CAR T-cells target gastric cancers expressing CLDN18.2
Claudin18.2 (CLDN18.2)-redirected CAR T cell therapy is showing promise against advanced GI cancers and particularly in gastric cancer.
In interim results from a phase 1 clinical trial, all 37 patients with diagnoses including gastric cancer, gastroesophageal junction cancer and pancreatic cancer experienced expected transient Grade 3 or higher haematologic toxicities mainly related to the preconditioning regimens.
Most patients (94.6%) also experienced grade 1 or 2 cytokine release syndrome but no grade 3 or higher CRS or neurotoxicities, treatment-related deaths or dose-limiting toxicities were reported.
The overall response rate (ORR) and disease control rate (DCR) reached 48.6% and 73.0%, respectively but higher in gastric cancer patients (57.1% and 75%).
Read more in Nature Medicine
Poor symptom awareness may impact GI cancer diagnoses
Increased awareness of pancreatic and oesophagogastric (OG) cancer symptoms could lead to more urgent investigations and earlier diagnoses, Australian researchers say.
A review of 27 surveys and 13 interviews revealed patients had little cognisance of pancreatic or OG cancer symptoms prior to diagnosis.
This led patients to normalise, dismiss or misattribute symptoms, such as fatigue or unusual tiredness, stomach pain, unexplained weight loss and a general feeling of being unwell.
“Pancreatic and OG cancer symptoms are often subtle and did not cause alarm” — leading some patients to self-manage symptoms and/or delay help-seeking until they got worse or had jaundice, the authors wrote in the European Journal of Cancer Care.
“Competing priorities, beliefs about illnesses and difficulties accessing healthcare delayed help-seeking,” they added.
When patients did seek help, some reported being dismissed by their GP and while some pushed for further investigation, others “trusted and followed their long-term GP’s guidance”.
While more research is needed to identify modifiable patient and relationship factors that could reduce diagnostic delays, the authors saw some evidence that patient assertiveness and health literacy may play important roles in timely identification.
Further, “increased awareness of insidious pancreatic and [OG] cancer symptoms in patients and general practitioners may prompt more urgent investigations and lead to earlier diagnosis,” they concluded.
Rethink diagnostic imaging to cut carbon footprint
Clinicians can help reduce the healthcare carbon footprint by adopting a three-pronged strategy to make more efficient use diagnostic imaging, according to Australian researchers.
Diagnostic imaging and pathology testing account for almost 10% of the hospital carbon footprint, with MRI and CT scans accounting for a high proportion of it, a Melbourne University study found.

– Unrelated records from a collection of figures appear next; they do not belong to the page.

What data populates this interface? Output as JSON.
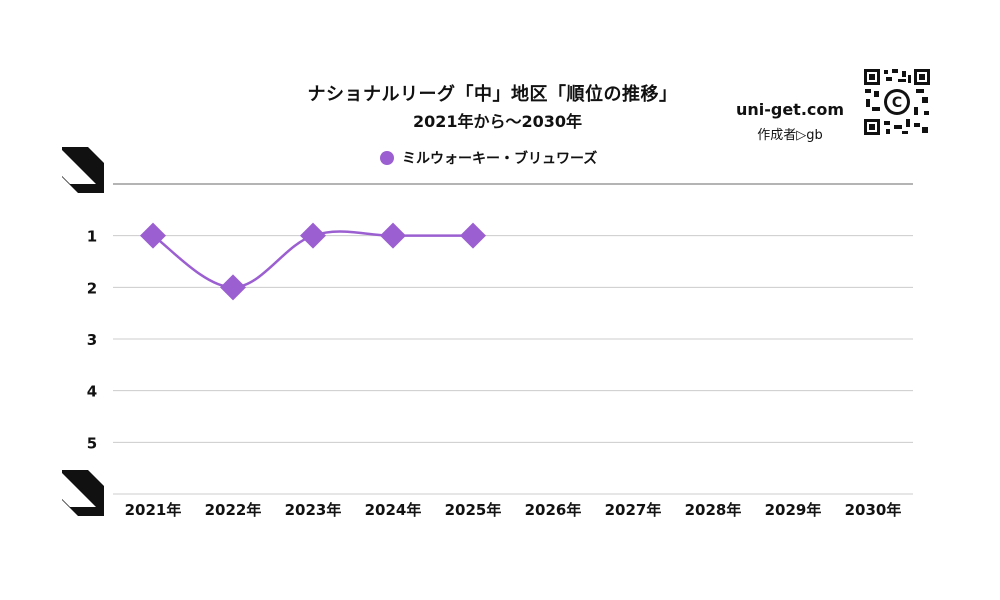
{
  "title": "ナショナルリーグ「中」地区「順位の推移」",
  "subtitle": "2021年から〜2030年",
  "site": "uni-get.com",
  "author": "作成者▷gb",
  "colors": {
    "series": "#9b5fd1",
    "grid": "#cccccc",
    "top_axis": "#888888"
  },
  "chart_data": {
    "type": "line",
    "title": "ナショナルリーグ「中」地区「順位の推移」",
    "subtitle": "2021年から〜2030年",
    "categories": [
      "2021年",
      "2022年",
      "2023年",
      "2024年",
      "2025年",
      "2026年",
      "2027年",
      "2028年",
      "2029年",
      "2030年"
    ],
    "y_ticks": [
      "1",
      "2",
      "3",
      "4",
      "5"
    ],
    "ylim": [
      0,
      6
    ],
    "y_inverted": true,
    "grid": true,
    "legend_position": "top-center",
    "series": [
      {
        "name": "ミルウォーキー・ブリュワーズ",
        "values": [
          1,
          2,
          1,
          1,
          1,
          null,
          null,
          null,
          null,
          null
        ]
      }
    ]
  }
}
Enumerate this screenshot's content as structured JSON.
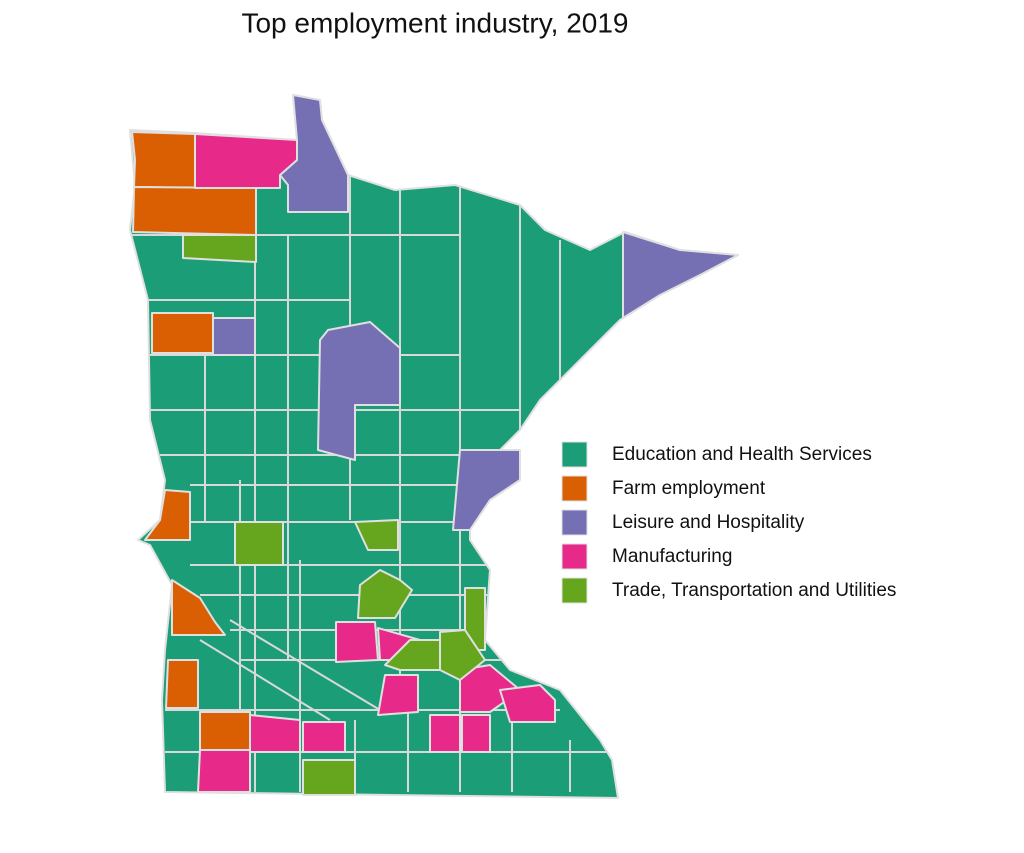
{
  "title": "Top employment industry, 2019",
  "legend": {
    "items": [
      {
        "label": "Education and Health Services",
        "color": "#1b9e77"
      },
      {
        "label": "Farm employment",
        "color": "#d95f02"
      },
      {
        "label": "Leisure and Hospitality",
        "color": "#7570b3"
      },
      {
        "label": "Manufacturing",
        "color": "#e7298a"
      },
      {
        "label": "Trade, Transportation and Utilities",
        "color": "#66a61e"
      }
    ]
  }
}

The carbon emissions from an MRI are equivalent to driving a car for 145 km, while a CT scan carbon emission are equal to driving 76 km, the findings in Lancet Regional Health showed.
Much of the large carbon footprint was due to electricity use by scanners, and in particular, their standby power use, said the researchers, who recommended that clinicians and administrators make efforts to reduce unnecessary imaging and/or switch imaging to a lower carbon modality such as X-rays.
Other carbon footprint reduction tips include turning scanners off when they are not required rather than leaving them in standby and ensuring existing scanners have high utilisation rates, they suggested.